The Development and Current Use of BCL-2 Inhibitors for the Treatment of Chronic Lymphocytic Leukemia

Abstract

The BCL-2 family of proteins integrates pro- and anti-apoptotic signals within the cell and is responsible for initiation of caspase-dependent apoptosis. Chronic lymphocytic leukemia (CLL) cells are particularly dependent on the anti-apoptotic protein BCL-2 for their survival, making this an attractive therapeutic target in CLL. Several early efforts to create inhibitors of the anti-apoptotic family members faced significant challenges, but eventually, the BCL-2 specific inhibitor venetoclax moved forward in CLL. Overall and complete response rates to venetoclax monotherapy in relapsed, refractory CLL are approximately 80 and 20%, respectively, even in patients with high-risk 17p deletion. Toxicities have been manageable and include neutropenia, diarrhea, and nausea. The risk of tumor lysis syndrome (TLS), seen in early experience with the drug, has been mitigated by the use of appropriate TLS risk assessment, prophylaxis, and management. Future studies of venetoclax will focus on combination approaches, predictive biomarker discovery, and mechanisms of resistance.

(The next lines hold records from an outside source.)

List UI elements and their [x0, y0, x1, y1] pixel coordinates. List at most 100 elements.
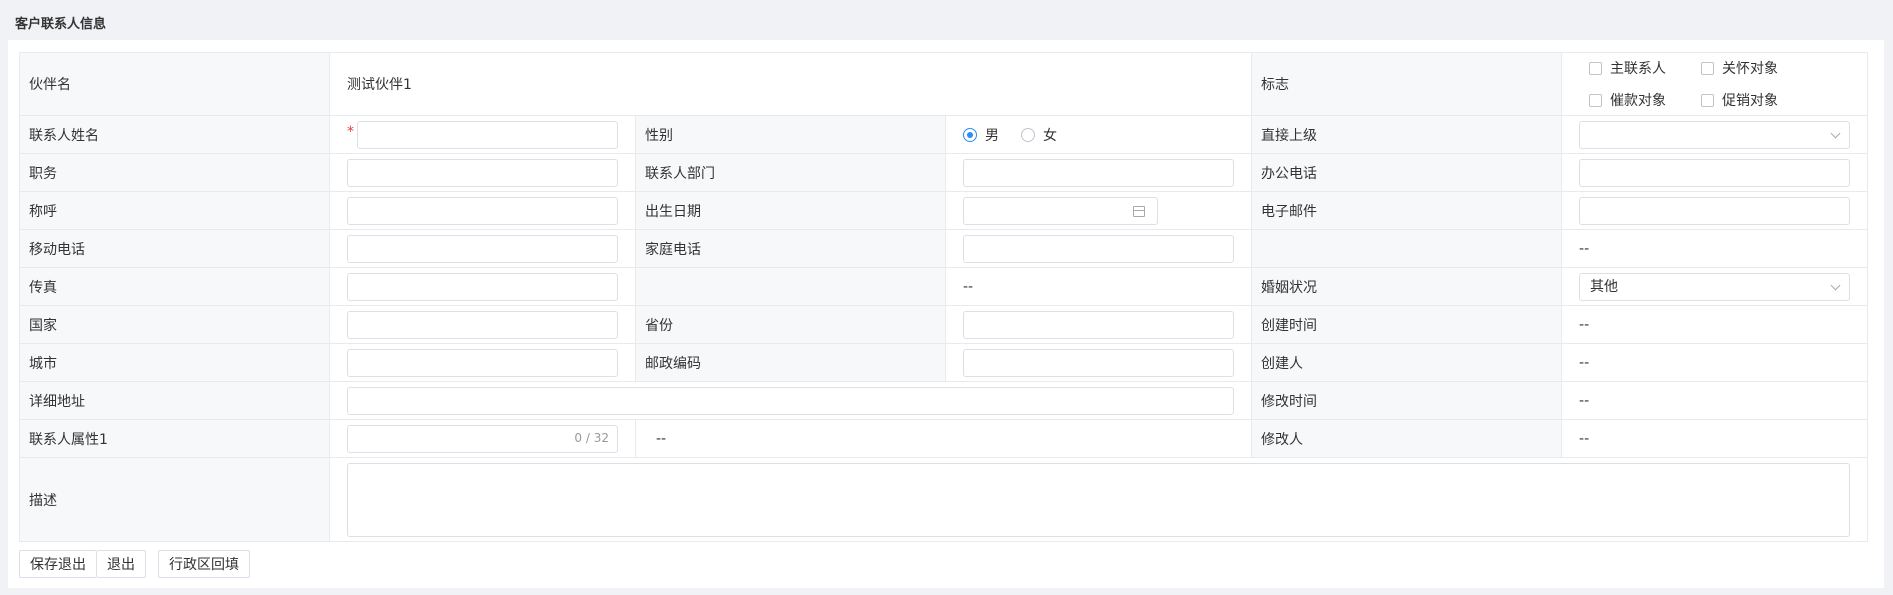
gender-female-radio[interactable]: 女	[1021, 125, 1057, 145]
label-modified-time: 修改时间	[1251, 381, 1563, 420]
radio-label: 男	[985, 127, 999, 144]
action-buttons: 保存退出 退出 行政区回填	[19, 550, 250, 578]
flag-care-target[interactable]: 关怀对象	[1701, 58, 1813, 78]
office-phone-cell	[1561, 153, 1869, 192]
gender-male-radio[interactable]: 男	[963, 125, 999, 145]
marital-status-value: 其他	[1590, 278, 1619, 295]
label-address: 详细地址	[19, 381, 330, 420]
label-contact-dept: 联系人部门	[635, 153, 946, 192]
contact-dept-cell	[944, 153, 1253, 192]
flag-label: 催款对象	[1610, 93, 1667, 109]
form-row: 伙伴名 测试伙伴1 标志 主联系人 关怀对象 催款对象 促销对象	[19, 52, 1869, 116]
label-gender: 性别	[635, 115, 946, 154]
label-direct-superior: 直接上级	[1251, 115, 1563, 154]
flag-label: 关怀对象	[1722, 61, 1779, 77]
radio-checked-icon[interactable]	[963, 127, 977, 142]
email-cell	[1561, 191, 1869, 230]
gender-radio-group: 男 女	[963, 125, 1234, 145]
contact-form-table: 伙伴名 测试伙伴1 标志 主联系人 关怀对象 催款对象 促销对象 联系人姓名 *	[19, 52, 1869, 542]
checkbox-icon[interactable]	[1589, 61, 1603, 75]
home-phone-cell	[944, 229, 1253, 268]
direct-superior-select[interactable]	[1579, 120, 1851, 149]
label-contact-attr1: 联系人属性1	[19, 419, 330, 458]
contact-name-input[interactable]	[357, 120, 618, 149]
form-row: 传真 -- 婚姻状况 其他	[19, 267, 1869, 306]
description-textarea[interactable]	[347, 462, 1851, 537]
empty-value: --	[944, 267, 1253, 306]
checkbox-icon[interactable]	[1701, 61, 1715, 75]
contact-attr1-cell: 0 / 32	[329, 419, 636, 458]
flag-collection-target[interactable]: 催款对象	[1589, 90, 1701, 110]
office-phone-input[interactable]	[1579, 158, 1851, 187]
exit-button[interactable]: 退出	[97, 550, 146, 578]
address-cell	[328, 381, 1253, 420]
label-created-time: 创建时间	[1251, 305, 1563, 344]
salutation-input[interactable]	[347, 196, 618, 225]
label-position: 职务	[19, 153, 330, 192]
postal-code-input[interactable]	[963, 348, 1235, 377]
label-description: 描述	[19, 457, 330, 542]
country-input[interactable]	[347, 310, 618, 339]
home-phone-input[interactable]	[963, 234, 1235, 263]
label-country: 国家	[19, 305, 330, 344]
gender-cell: 男 女	[944, 115, 1253, 154]
label-contact-name: 联系人姓名	[19, 115, 330, 154]
label-marital-status: 婚姻状况	[1251, 267, 1563, 306]
label-salutation: 称呼	[19, 191, 330, 230]
checkbox-icon[interactable]	[1589, 93, 1603, 107]
salutation-cell	[329, 191, 636, 230]
form-row: 描述	[19, 457, 1869, 542]
form-row: 城市 邮政编码 创建人 --	[19, 343, 1869, 382]
position-input[interactable]	[347, 158, 618, 187]
address-input[interactable]	[347, 386, 1235, 415]
flag-promotion-target[interactable]: 促销对象	[1701, 90, 1813, 110]
contact-dept-input[interactable]	[963, 158, 1235, 187]
modified-time-value: --	[1561, 381, 1869, 420]
form-row: 国家 省份 创建时间 --	[19, 305, 1869, 344]
form-row: 详细地址 修改时间 --	[19, 381, 1869, 420]
label-province: 省份	[635, 305, 946, 344]
empty-value: --	[1561, 229, 1869, 268]
birth-date-cell	[944, 191, 1253, 230]
label-fax: 传真	[19, 267, 330, 306]
city-input[interactable]	[347, 348, 618, 377]
form-row: 称呼 出生日期 电子邮件	[19, 191, 1869, 230]
fax-input[interactable]	[347, 272, 618, 301]
birth-date-picker[interactable]	[963, 196, 1158, 225]
fax-cell	[329, 267, 636, 306]
flag-primary-contact[interactable]: 主联系人	[1589, 58, 1701, 78]
province-cell	[944, 305, 1253, 344]
contact-form-panel: 伙伴名 测试伙伴1 标志 主联系人 关怀对象 催款对象 促销对象 联系人姓名 *	[8, 40, 1884, 588]
label-flags: 标志	[1251, 52, 1563, 116]
marital-status-select[interactable]: 其他	[1579, 272, 1851, 301]
label-birth-date: 出生日期	[635, 191, 946, 230]
region-fill-button[interactable]: 行政区回填	[158, 550, 250, 578]
mobile-input[interactable]	[347, 234, 618, 263]
modifier-value: --	[1561, 419, 1869, 458]
radio-unchecked-icon[interactable]	[1021, 127, 1035, 142]
checkbox-icon[interactable]	[1701, 93, 1715, 107]
partner-name-value: 测试伙伴1	[328, 52, 1253, 116]
position-cell	[329, 153, 636, 192]
form-row: 职务 联系人部门 办公电话	[19, 153, 1869, 192]
calendar-icon[interactable]	[1133, 205, 1145, 217]
form-row: 联系人属性1 0 / 32 -- 修改人 --	[19, 419, 1869, 458]
label-postal-code: 邮政编码	[635, 343, 946, 382]
label-empty	[1251, 229, 1563, 268]
country-cell	[329, 305, 636, 344]
email-input[interactable]	[1579, 196, 1851, 225]
save-exit-button[interactable]: 保存退出	[19, 550, 97, 578]
creator-value: --	[1561, 343, 1869, 382]
flags-group: 主联系人 关怀对象 催款对象 促销对象	[1579, 58, 1850, 110]
label-home-phone: 家庭电话	[635, 229, 946, 268]
province-input[interactable]	[963, 310, 1235, 339]
mobile-cell	[329, 229, 636, 268]
flags-cell: 主联系人 关怀对象 催款对象 促销对象	[1561, 52, 1869, 116]
postal-code-cell	[944, 343, 1253, 382]
label-partner-name: 伙伴名	[19, 52, 330, 116]
created-time-value: --	[1561, 305, 1869, 344]
label-mobile: 移动电话	[19, 229, 330, 268]
section-title: 客户联系人信息	[15, 17, 107, 32]
form-row: 移动电话 家庭电话 --	[19, 229, 1869, 268]
marital-status-cell: 其他	[1561, 267, 1869, 306]
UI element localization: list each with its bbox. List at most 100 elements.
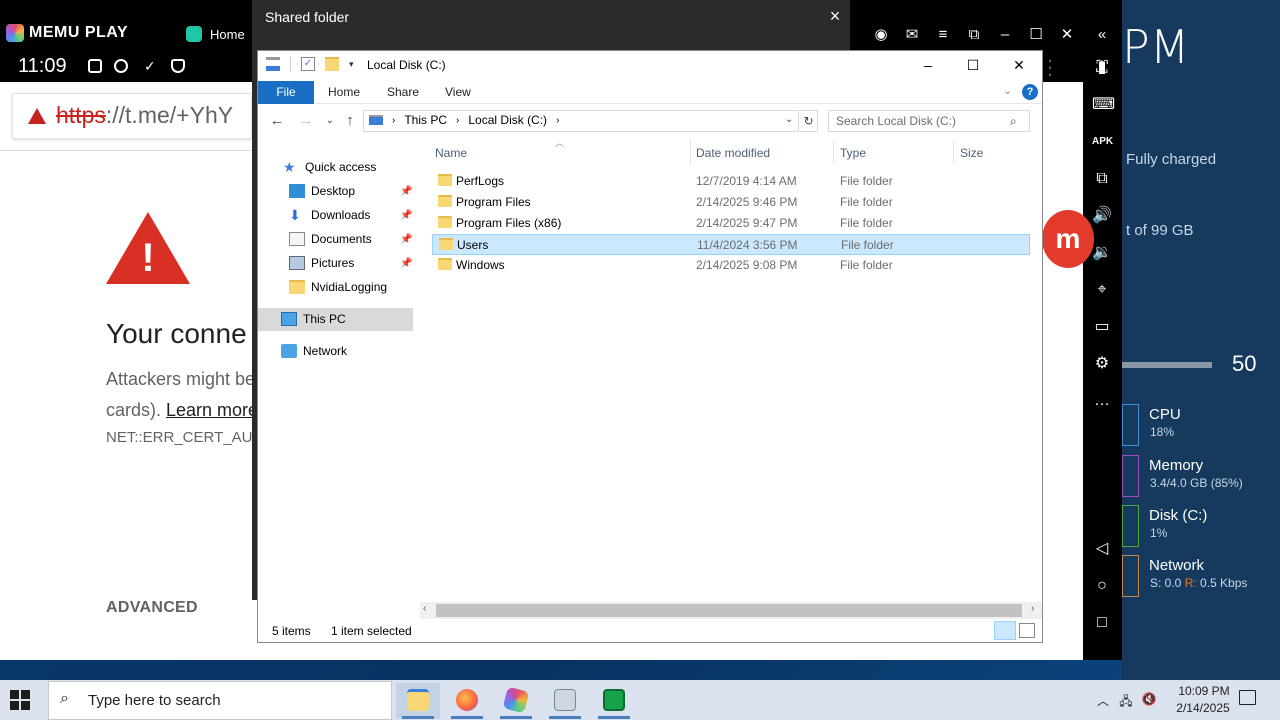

Keywords: BCL-2 inhibitors; Chronic lymphocytic leukemia; Clinical trials; Venetoclax.

Figure 1. Mechanism of action of venetoclax

At baseline, BCL-2 and BIM exist in equilibrium on the outer mitochondrial membrane. Venetoclax selectively antagonizes the interaction between the anti-apoptotic protein BCL-2 and the pro-apoptotic protein BIM, leading to BIM displacement from BCL-2 and recruitment of BAX/BAK in active conformation to the mitochondrial membrane. BAX/BAK homo-oligmerization lead to mitochondrial outer membrane permeabilization, cytochrome c release, and induction of caspase-mediated apoptosis.